# 1970 Paramount



## kccomet (Jun 29, 2016)

picked this up today from the original owner, i got the track wheels and another crankset with it. is the stem original to this bike, looks like a cinnelli  type stem, which is what the bars are. he said he bought it new, and it came with this stem.  i know its a fairly expensive stem just havent seen this stem on a paramount. ive had quite a few paramounts although no track bikes this new. thanks for any info


----------



## Metacortex (Jun 29, 2016)

Very nice! Here is the 1970 Paramount order form, on it you can see there was an optional double adjustable steel track stem on the P14. I'll have to check my 1970 dealer parts catalog but so far it looks original to me. Note that the front brake was also a factory option:


----------



## Schwinn499 (Jun 30, 2016)

Bitchen bike! These always look so deceiving on the frame size, the head tubes are huge. What size frame is it?


----------



## bulldog1935 (Jun 30, 2016)

can't believe I rode Unicanitor saddles for almost 20 years.  
The stem and bar combo is really nice.


----------



## Dale Alan (Jun 30, 2016)

That is one beautiful Schwinn you have,congrats.


----------



## 66TigerCat (Jun 30, 2016)

Damn Jim ! You really know how to find the gems.
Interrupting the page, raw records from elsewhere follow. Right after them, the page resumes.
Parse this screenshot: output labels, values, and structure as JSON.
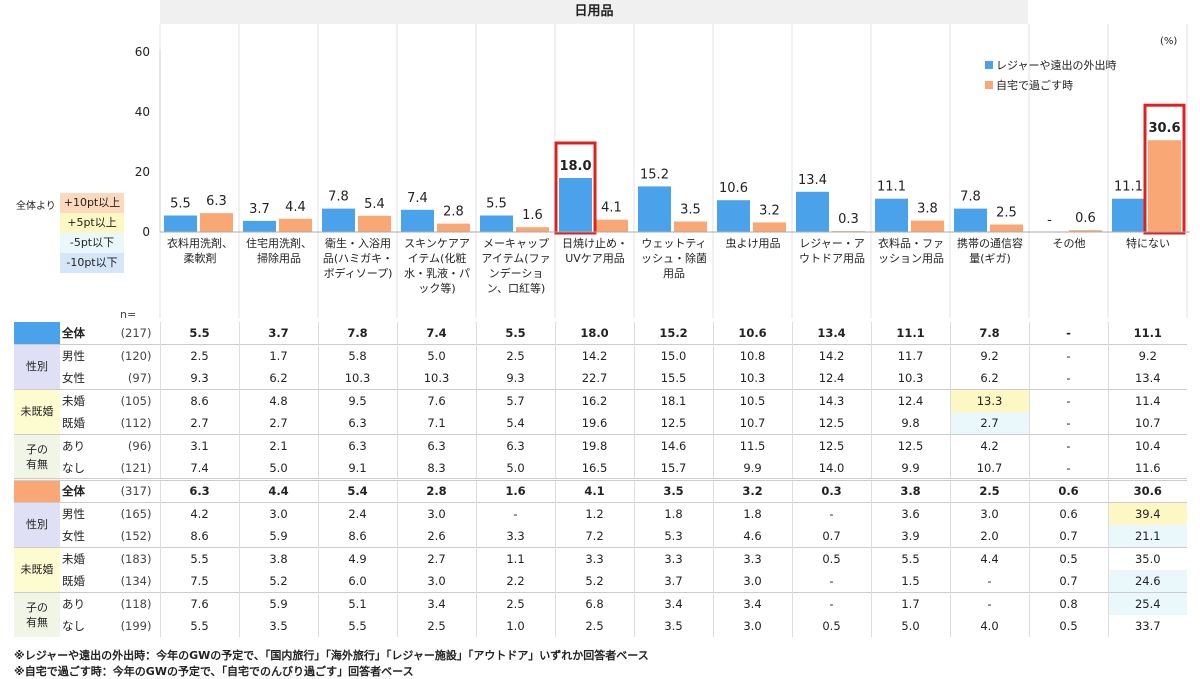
{
  "title": "日用品",
  "unit": "(%)",
  "legend": {
    "leisure": "レジャーや遠出の外出時",
    "home": "自宅で過ごす時"
  },
  "colors": {
    "leisure": "#4aa3ea",
    "home": "#f9a875",
    "plus10": "#fcd9bd",
    "plus5": "#fdf7c3",
    "minus5": "#eaf8fb",
    "minus10": "#d4e6f8",
    "highlight_box": "#e02020"
  },
  "diff_legend": {
    "label": "全体より",
    "items": [
      "+10pt以上",
      "+5pt以上",
      "-5pt以下",
      "-10pt以下"
    ]
  },
  "n_label": "n=",
  "chart_data": {
    "type": "bar",
    "title": "日用品",
    "ylim": [
      0,
      60
    ],
    "yticks": [
      0,
      20,
      40,
      60
    ],
    "categories": [
      "衣料用洗剤、柔軟剤",
      "住宅用洗剤、掃除用品",
      "衛生・入浴用品(ハミガキ・ボディソープ)",
      "スキンケアアイテム(化粧水・乳液・パック等)",
      "メーキャップアイテム(ファンデーション、口紅等)",
      "日焼け止め・UVケア用品",
      "ウェットティッシュ・除菌用品",
      "虫よけ用品",
      "レジャー・アウトドア用品",
      "衣料品・ファッション用品",
      "携帯の通信容量(ギガ)",
      "その他",
      "特にない"
    ],
    "series": [
      {
        "name": "レジャーや遠出の外出時",
        "values": [
          5.5,
          3.7,
          7.8,
          7.4,
          5.5,
          18.0,
          15.2,
          10.6,
          13.4,
          11.1,
          7.8,
          null,
          11.1
        ],
        "labels": [
          "5.5",
          "3.7",
          "7.8",
          "7.4",
          "5.5",
          "18.0",
          "15.2",
          "10.6",
          "13.4",
          "11.1",
          "7.8",
          "-",
          "11.1"
        ]
      },
      {
        "name": "自宅で過ごす時",
        "values": [
          6.3,
          4.4,
          5.4,
          2.8,
          1.6,
          4.1,
          3.5,
          3.2,
          0.3,
          3.8,
          2.5,
          0.6,
          30.6
        ],
        "labels": [
          "6.3",
          "4.4",
          "5.4",
          "2.8",
          "1.6",
          "4.1",
          "3.5",
          "3.2",
          "0.3",
          "3.8",
          "2.5",
          "0.6",
          "30.6"
        ]
      }
    ],
    "highlighted": [
      {
        "series": 0,
        "category": 5
      },
      {
        "series": 1,
        "category": 12
      }
    ]
  },
  "table": {
    "groups": [
      {
        "color": "leisure",
        "rows": [
          {
            "grp": "",
            "label": "全体",
            "n": "(217)",
            "bold": true,
            "values": [
              "5.5",
              "3.7",
              "7.8",
              "7.4",
              "5.5",
              "18.0",
              "15.2",
              "10.6",
              "13.4",
              "11.1",
              "7.8",
              "-",
              "11.1"
            ]
          },
          {
            "grp": "性別",
            "label": "男性",
            "n": "(120)",
            "values": [
              "2.5",
              "1.7",
              "5.8",
              "5.0",
              "2.5",
              "14.2",
              "15.0",
              "10.8",
              "14.2",
              "11.7",
              "9.2",
              "-",
              "9.2"
            ]
          },
          {
            "label": "女性",
            "n": "(97)",
            "values": [
              "9.3",
              "6.2",
              "10.3",
              "10.3",
              "9.3",
              "22.7",
              "15.5",
              "10.3",
              "12.4",
              "10.3",
              "6.2",
              "-",
              "13.4"
            ]
          },
          {
            "grp": "未既婚",
            "label": "未婚",
            "n": "(105)",
            "values": [
              "8.6",
              "4.8",
              "9.5",
              "7.6",
              "5.7",
              "16.2",
              "18.1",
              "10.5",
              "14.3",
              "12.4",
              "13.3",
              "-",
              "11.4"
            ],
            "hl": {
              "10": "plus5"
            }
          },
          {
            "label": "既婚",
            "n": "(112)",
            "values": [
              "2.7",
              "2.7",
              "6.3",
              "7.1",
              "5.4",
              "19.6",
              "12.5",
              "10.7",
              "12.5",
              "9.8",
              "2.7",
              "-",
              "10.7"
            ],
            "hl": {
              "10": "minus5"
            }
          },
          {
            "grp": "子の有無",
            "label": "あり",
            "n": "(96)",
            "values": [
              "3.1",
              "2.1",
              "6.3",
              "6.3",
              "6.3",
              "19.8",
              "14.6",
              "11.5",
              "12.5",
              "12.5",
              "4.2",
              "-",
              "10.4"
            ]
          },
          {
            "label": "なし",
            "n": "(121)",
            "values": [
              "7.4",
              "5.0",
              "9.1",
              "8.3",
              "5.0",
              "16.5",
              "15.7",
              "9.9",
              "14.0",
              "9.9",
              "10.7",
              "-",
              "11.6"
            ]
          }
        ]
      },
      {
        "color": "home",
        "rows": [
          {
            "grp": "",
            "label": "全体",
            "n": "(317)",
            "bold": true,
            "values": [
              "6.3",
              "4.4",
              "5.4",
              "2.8",
              "1.6",
              "4.1",
              "3.5",
              "3.2",
              "0.3",
              "3.8",
              "2.5",
              "0.6",
              "30.6"
            ]
          },
          {
            "grp": "性別",
            "label": "男性",
            "n": "(165)",
            "values": [
              "4.2",
              "3.0",
              "2.4",
              "3.0",
              "-",
              "1.2",
              "1.8",
              "1.8",
              "-",
              "3.6",
              "3.0",
              "0.6",
              "39.4"
            ],
            "hl": {
              "12": "plus5"
            }
          },
          {
            "label": "女性",
            "n": "(152)",
            "values": [
              "8.6",
              "5.9",
              "8.6",
              "2.6",
              "3.3",
              "7.2",
              "5.3",
              "4.6",
              "0.7",
              "3.9",
              "2.0",
              "0.7",
              "21.1"
            ],
            "hl": {
              "12": "minus5"
            }
          },
          {
            "grp": "未既婚",
            "label": "未婚",
            "n": "(183)",
            "values": [
              "5.5",
              "3.8",
              "4.9",
              "2.7",
              "1.1",
              "3.3",
              "3.3",
              "3.3",
              "0.5",
              "5.5",
              "4.4",
              "0.5",
              "35.0"
            ]
          },
          {
            "label": "既婚",
            "n": "(134)",
            "values": [
              "7.5",
              "5.2",
              "6.0",
              "3.0",
              "2.2",
              "5.2",
              "3.7",
              "3.0",
              "-",
              "1.5",
              "-",
              "0.7",
              "24.6"
            ],
            "hl": {
              "12": "minus5"
            }
          },
          {
            "grp": "子の有無",
            "label": "あり",
            "n": "(118)",
            "values": [
              "7.6",
              "5.9",
              "5.1",
              "3.4",
              "2.5",
              "6.8",
              "3.4",
              "3.4",
              "-",
              "1.7",
              "-",
              "0.8",
              "25.4"
            ],
            "hl": {
              "12": "minus5"
            }
          },
          {
            "label": "なし",
            "n": "(199)",
            "values": [
              "5.5",
              "3.5",
              "5.5",
              "2.5",
              "1.0",
              "2.5",
              "3.5",
              "3.0",
              "0.5",
              "5.0",
              "4.0",
              "0.5",
              "33.7"
            ]
          }
        ]
      }
    ],
    "group_colors": {
      "性別": "#dfe0f5",
      "未既婚": "#fdfbd0",
      "子の有無": "#f1f5e6"
    }
  },
  "footnotes": [
    "※レジャーや遠出の外出時：今年のGWの予定で、「国内旅行」「海外旅行」「レジャー施設」「アウトドア」いずれか回答者ベース",
    "※自宅で過ごす時：今年のGWの予定で、「自宅でのんびり過ごす」回答者ベース"
  ]
}
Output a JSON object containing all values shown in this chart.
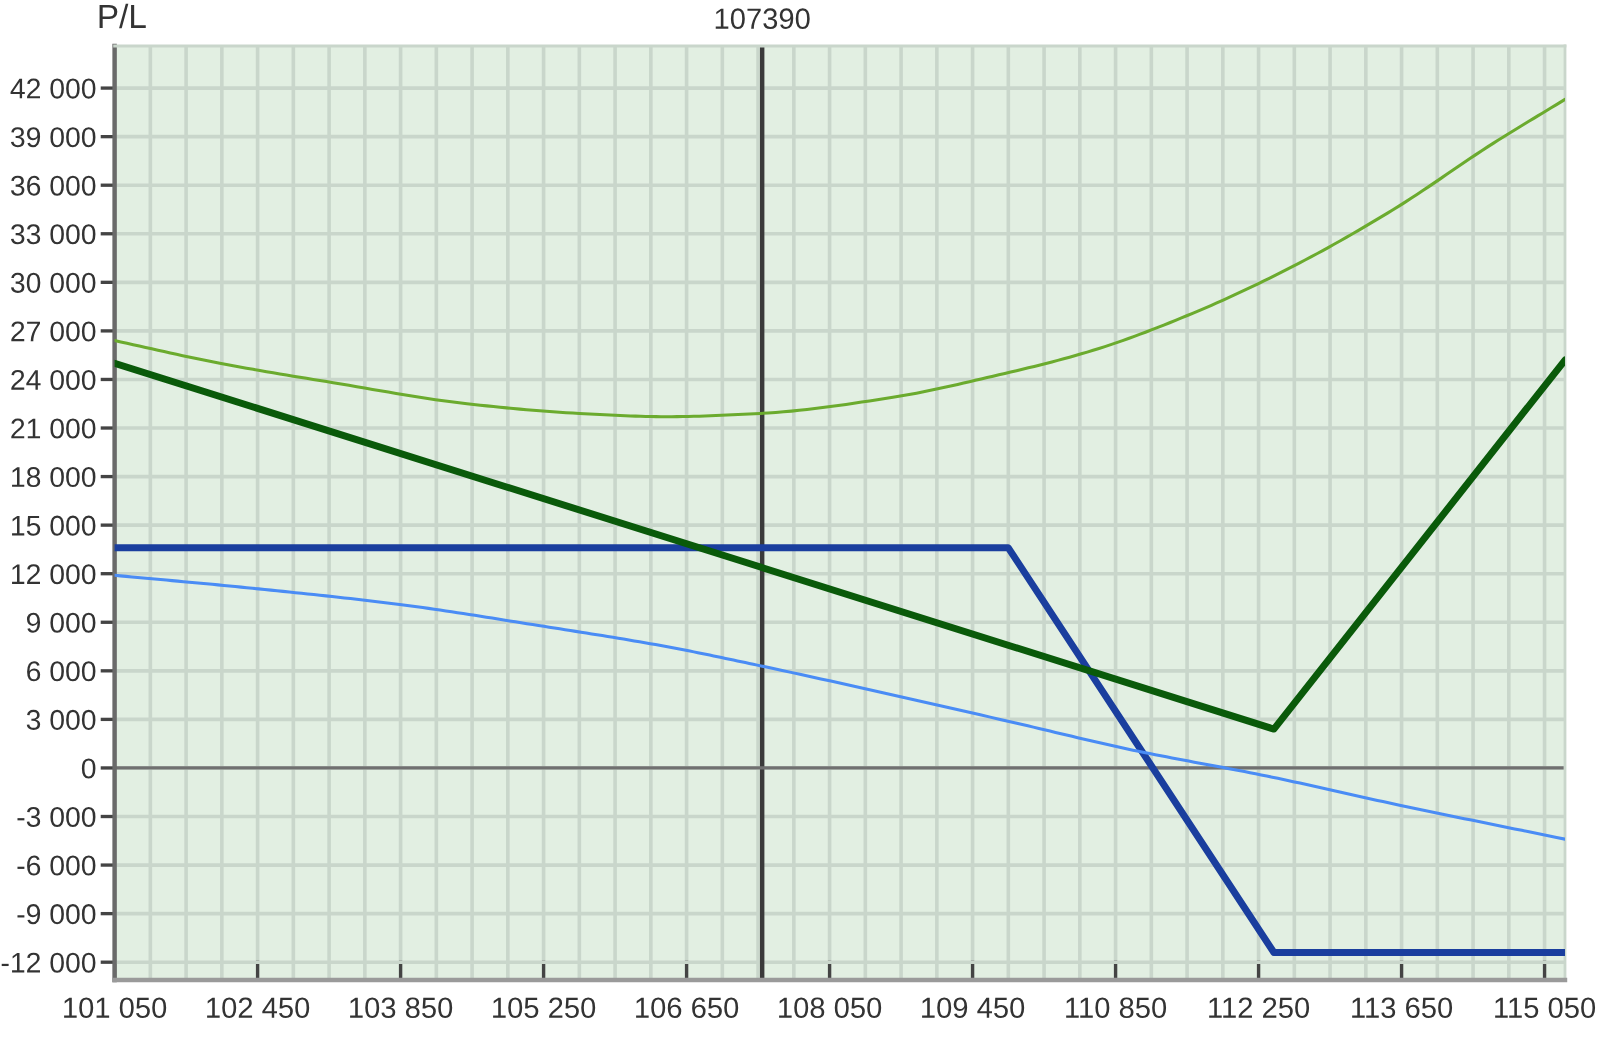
{
  "chart_data": {
    "type": "line",
    "ylabel": "P/L",
    "xlim": [
      101050,
      115250
    ],
    "ylim": [
      -13100,
      44600
    ],
    "xticks": [
      {
        "value": 101050,
        "label": "101 050"
      },
      {
        "value": 101400,
        "label": null
      },
      {
        "value": 101750,
        "label": null
      },
      {
        "value": 102100,
        "label": null
      },
      {
        "value": 102450,
        "label": "102 450"
      },
      {
        "value": 102800,
        "label": null
      },
      {
        "value": 103150,
        "label": null
      },
      {
        "value": 103500,
        "label": null
      },
      {
        "value": 103850,
        "label": "103 850"
      },
      {
        "value": 104200,
        "label": null
      },
      {
        "value": 104550,
        "label": null
      },
      {
        "value": 104900,
        "label": null
      },
      {
        "value": 105250,
        "label": "105 250"
      },
      {
        "value": 105600,
        "label": null
      },
      {
        "value": 105950,
        "label": null
      },
      {
        "value": 106300,
        "label": null
      },
      {
        "value": 106650,
        "label": "106 650"
      },
      {
        "value": 107000,
        "label": null
      },
      {
        "value": 107350,
        "label": null
      },
      {
        "value": 107700,
        "label": null
      },
      {
        "value": 108050,
        "label": "108 050"
      },
      {
        "value": 108400,
        "label": null
      },
      {
        "value": 108750,
        "label": null
      },
      {
        "value": 109100,
        "label": null
      },
      {
        "value": 109450,
        "label": "109 450"
      },
      {
        "value": 109800,
        "label": null
      },
      {
        "value": 110150,
        "label": null
      },
      {
        "value": 110500,
        "label": null
      },
      {
        "value": 110850,
        "label": "110 850"
      },
      {
        "value": 111200,
        "label": null
      },
      {
        "value": 111550,
        "label": null
      },
      {
        "value": 111900,
        "label": null
      },
      {
        "value": 112250,
        "label": "112 250"
      },
      {
        "value": 112600,
        "label": null
      },
      {
        "value": 112950,
        "label": null
      },
      {
        "value": 113300,
        "label": null
      },
      {
        "value": 113650,
        "label": "113 650"
      },
      {
        "value": 114000,
        "label": null
      },
      {
        "value": 114350,
        "label": null
      },
      {
        "value": 114700,
        "label": null
      },
      {
        "value": 115050,
        "label": "115 050"
      }
    ],
    "yticks": [
      {
        "value": -12000,
        "label": "-12 000"
      },
      {
        "value": -9000,
        "label": "-9 000"
      },
      {
        "value": -6000,
        "label": "-6 000"
      },
      {
        "value": -3000,
        "label": "-3 000"
      },
      0,
      {
        "value": 3000,
        "label": "3 000"
      },
      {
        "value": 6000,
        "label": "6 000"
      },
      {
        "value": 9000,
        "label": "9 000"
      },
      {
        "value": 12000,
        "label": "12 000"
      },
      {
        "value": 15000,
        "label": "15 000"
      },
      {
        "value": 18000,
        "label": "18 000"
      },
      {
        "value": 21000,
        "label": "21 000"
      },
      {
        "value": 24000,
        "label": "24 000"
      },
      {
        "value": 27000,
        "label": "27 000"
      },
      {
        "value": 30000,
        "label": "30 000"
      },
      {
        "value": 33000,
        "label": "33 000"
      },
      {
        "value": 36000,
        "label": "36 000"
      },
      {
        "value": 39000,
        "label": "39 000"
      },
      {
        "value": 42000,
        "label": "42 000"
      }
    ],
    "grid": true,
    "ref_lines": [
      {
        "axis": "x",
        "value": 107390,
        "label": "107390",
        "color": "#3a3a3a"
      },
      {
        "axis": "y",
        "value": 0,
        "color": "#707070"
      }
    ],
    "series": [
      {
        "color": "#1a3e9e",
        "x": [
          101050,
          109800,
          112400,
          115250
        ],
        "values": [
          13600,
          13600,
          -11400,
          -11400
        ]
      },
      {
        "color": "#0a5a0a",
        "x": [
          101050,
          112400,
          115250
        ],
        "values": [
          25000,
          2400,
          25200
        ]
      },
      {
        "color": "#6bab2e",
        "x": [
          101050,
          102080,
          103190,
          104500,
          105600,
          106450,
          107370,
          108670,
          109650,
          110630,
          111610,
          112590,
          113570,
          114550,
          115250
        ],
        "values": [
          26400,
          25000,
          23800,
          22500,
          21900,
          21700,
          21900,
          22900,
          24200,
          25800,
          28100,
          31000,
          34500,
          38600,
          41300
        ]
      },
      {
        "color": "#4a8cf5",
        "x": [
          101050,
          102400,
          103840,
          105200,
          106450,
          107380,
          109720,
          111020,
          112330,
          113630,
          115250
        ],
        "values": [
          11900,
          11100,
          10100,
          8800,
          7500,
          6300,
          3000,
          1100,
          -500,
          -2300,
          -4400
        ]
      }
    ]
  }
}
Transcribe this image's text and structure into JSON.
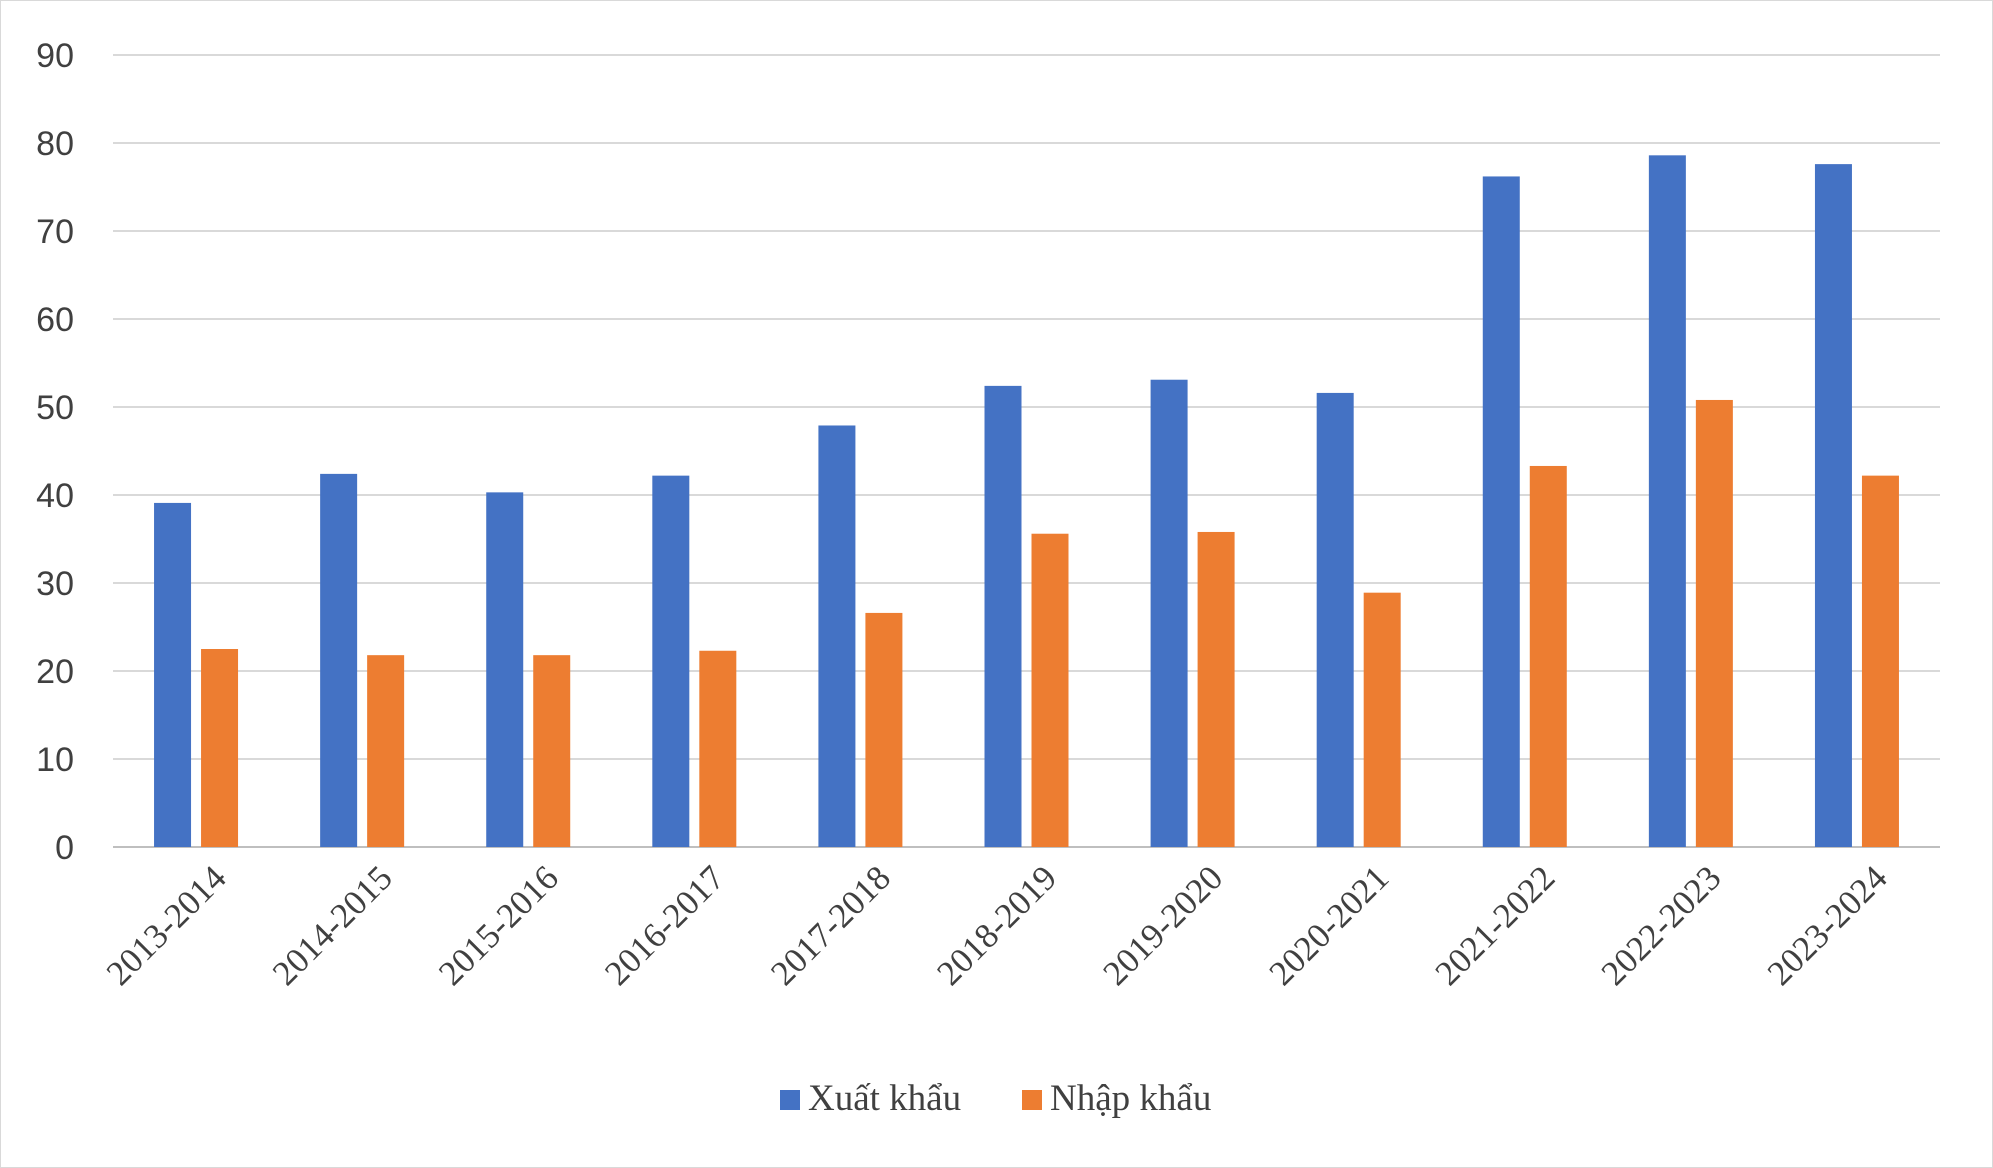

Nice find.


----------



## Dave K (Jun 30, 2016)

Amazing bike!!


----------



## kccomet (Jun 30, 2016)

thanks for the kind words, this color would look cool next to a lemon peeler krate. the frame size is 25


----------



## bulldog1935 (Jun 30, 2016)

that color would look good on a Ferrari


----------



## Eric Amlie (Jun 30, 2016)

bulldog1935 said:


> that color would look good on a Ferrari



Perhaps something vintage?


----------



## bulldog1935 (Jun 30, 2016)

some things are timeless


----------



## Eric Amlie (Jun 30, 2016)

I think timeless involves curves rather than angles.
Cars with angles look radical when new, but they seem to become dated looking rather quickly.


----------



## Dale Alan (Jul 1, 2016)

Rather have the Schwinn.


----------



## videoranger (Jul 1, 2016)

Nice! Metacortex's order form post was a great response. Hope you have long legs! I think I could that yellow 250GT.


----------



## bulldog1935 (Jul 1, 2016)

Dale Alan said:


> Rather have the Schwinn.



or 3000 of them


----------



## Dale Alan (Jul 1, 2016)

bulldog1935 said:


> or 3000 of them



Not about the money,all about the lines.


----------



## olderthandirt (Jun 8, 2017)

too bad its way too big for a short guy like me!


----------



## WVBicycles (Jun 18, 2017)

awesome color and congrats on a find like that


----------